Sceptique? N°418.
Écrit par D.D sur 18 mars 2010
On s’était dit ici au soir des régionales qu’il serait assez intéressant de parler d’elles. Taux d’abstention record, claque bruyante pour la clique sarkoziste, sursaut des partis de gauche gagneurs d’élections secondaires, la démocratie chrétienne qui bascule dans l’écologie, etc…Mais les bras m’en tombent. Il y a une telle absence d’imagination face à ce que nous avons reçu sur la tête ces derniers temps. En premier lieu sur ce que devrait-être l’exigence d’un peuple qui se qualifie « peuple souverain » (d’où la démocratie) vis-à-vis de cette délinquance organisée de la finance planétaire. D’une élection à l’autre les choses n’ont fait que s’alourdir. Alors s’il faut porter au pouvoir des partis à encéphalogramme plat, allons-y ! mais je crains qu’il y ait un décalage assourdissant. J’ai même l’impression que ces élections ont eu pour effet d’occulter l’essentiel.
Maintenant, que la préfète-gendarme qui se présentait dans la région recule autant sous la poussée de la société bretonne me convient pleinement. Et que son nabot de mentor s’en ramasse une branlée, ça me va bien. Mais bon, on est tout d’abord frappé par ce que révèle d’inquiétant ce scrutin: l’effondrement de la participation des 18/25 ans, un électeur sur huit en France.
Faut-il en déduire l’expression d’une génération extra-sceptique quant à la politique, ou bien faut-il se demander s’il n’est pas de plus en plus difficile d’écarter ce que mit Marx à jour. Ainsi Michael Hardt, un philosophe, écrit ceci : « Dans le contexte de la production industrielle, Marx est parvenu à la reconnaissance importante du fait que la production capitaliste a pour but de créer non seulement des objets mais aussi des sujets. «De cette façon la production ne produit pas seulement un objet pour son sujet mais aussi un sujet pour son objet.»
Et certains économistes contemporains analysent la transformation du capital dans des termes qui font écho à la formulation de Marx : «Si on devait toutefois risquer un pari sur le modèle émergent des prochaines décennies », affirme par exemple Robert Boyer, économiste: «c’est probablement à la production de l’homme par l’homme qu’il faudrait se référer ».
« L’évolution actuelle dans la production capitaliste tend vers un «modèle anthropogénétique». Les êtres vivants conçus comme du capital fixe sont au centre de cette transformation et la production des formes de vie devient la base de la valeur ajoutée. Il s’agit d’un processus dans lequel les facultés humaines, les compétences, les connaissances et les affects mis en œuvre – ceux acquis au travail mais surtout ceux qui sont accumulés en dehors du travail – produisent directement de la valeur.
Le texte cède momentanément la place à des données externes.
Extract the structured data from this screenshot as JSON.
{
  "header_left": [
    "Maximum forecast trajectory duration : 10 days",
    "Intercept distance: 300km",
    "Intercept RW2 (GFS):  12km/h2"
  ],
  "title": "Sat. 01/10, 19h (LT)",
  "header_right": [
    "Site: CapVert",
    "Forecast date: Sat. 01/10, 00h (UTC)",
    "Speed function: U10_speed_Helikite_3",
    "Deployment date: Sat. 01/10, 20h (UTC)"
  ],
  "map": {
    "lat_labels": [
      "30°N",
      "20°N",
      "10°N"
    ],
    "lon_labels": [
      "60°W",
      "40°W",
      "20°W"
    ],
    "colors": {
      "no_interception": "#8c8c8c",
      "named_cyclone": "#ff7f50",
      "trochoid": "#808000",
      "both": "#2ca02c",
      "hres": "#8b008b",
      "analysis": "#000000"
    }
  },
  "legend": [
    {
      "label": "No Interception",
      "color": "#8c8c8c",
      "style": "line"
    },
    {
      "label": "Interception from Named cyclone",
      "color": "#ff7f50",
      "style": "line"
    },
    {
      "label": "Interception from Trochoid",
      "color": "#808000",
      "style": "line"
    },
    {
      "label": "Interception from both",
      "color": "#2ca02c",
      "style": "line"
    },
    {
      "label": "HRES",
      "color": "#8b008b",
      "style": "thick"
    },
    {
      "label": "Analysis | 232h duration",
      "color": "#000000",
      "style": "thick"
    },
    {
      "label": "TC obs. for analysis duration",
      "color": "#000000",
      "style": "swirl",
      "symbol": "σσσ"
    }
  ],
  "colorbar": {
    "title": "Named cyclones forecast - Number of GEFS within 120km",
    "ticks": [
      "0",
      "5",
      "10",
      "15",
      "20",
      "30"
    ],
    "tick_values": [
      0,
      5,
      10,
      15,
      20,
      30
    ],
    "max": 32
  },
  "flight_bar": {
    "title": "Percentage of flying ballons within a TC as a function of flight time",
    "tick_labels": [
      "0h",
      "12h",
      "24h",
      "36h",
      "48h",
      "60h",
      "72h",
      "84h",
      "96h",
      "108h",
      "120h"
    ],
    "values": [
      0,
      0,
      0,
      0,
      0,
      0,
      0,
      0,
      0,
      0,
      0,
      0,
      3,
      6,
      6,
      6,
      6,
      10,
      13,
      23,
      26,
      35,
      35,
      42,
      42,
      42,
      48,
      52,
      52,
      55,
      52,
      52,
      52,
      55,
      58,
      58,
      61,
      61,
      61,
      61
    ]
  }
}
Une caractéristique distinctive du travail de la tête et du cœur est donc que, paradoxalement, l’objet de la production est en réalité un sujet, défini, par exemple par un rapport social ou une forme de vie.»
Faire de la politique au XXIe siècle? Un devoir de réinvention…quand tout rapport social ou forme de vie devient marchandise. En un mot, c’est l’imaginaire politique qui est à reconstruire. Pas facile.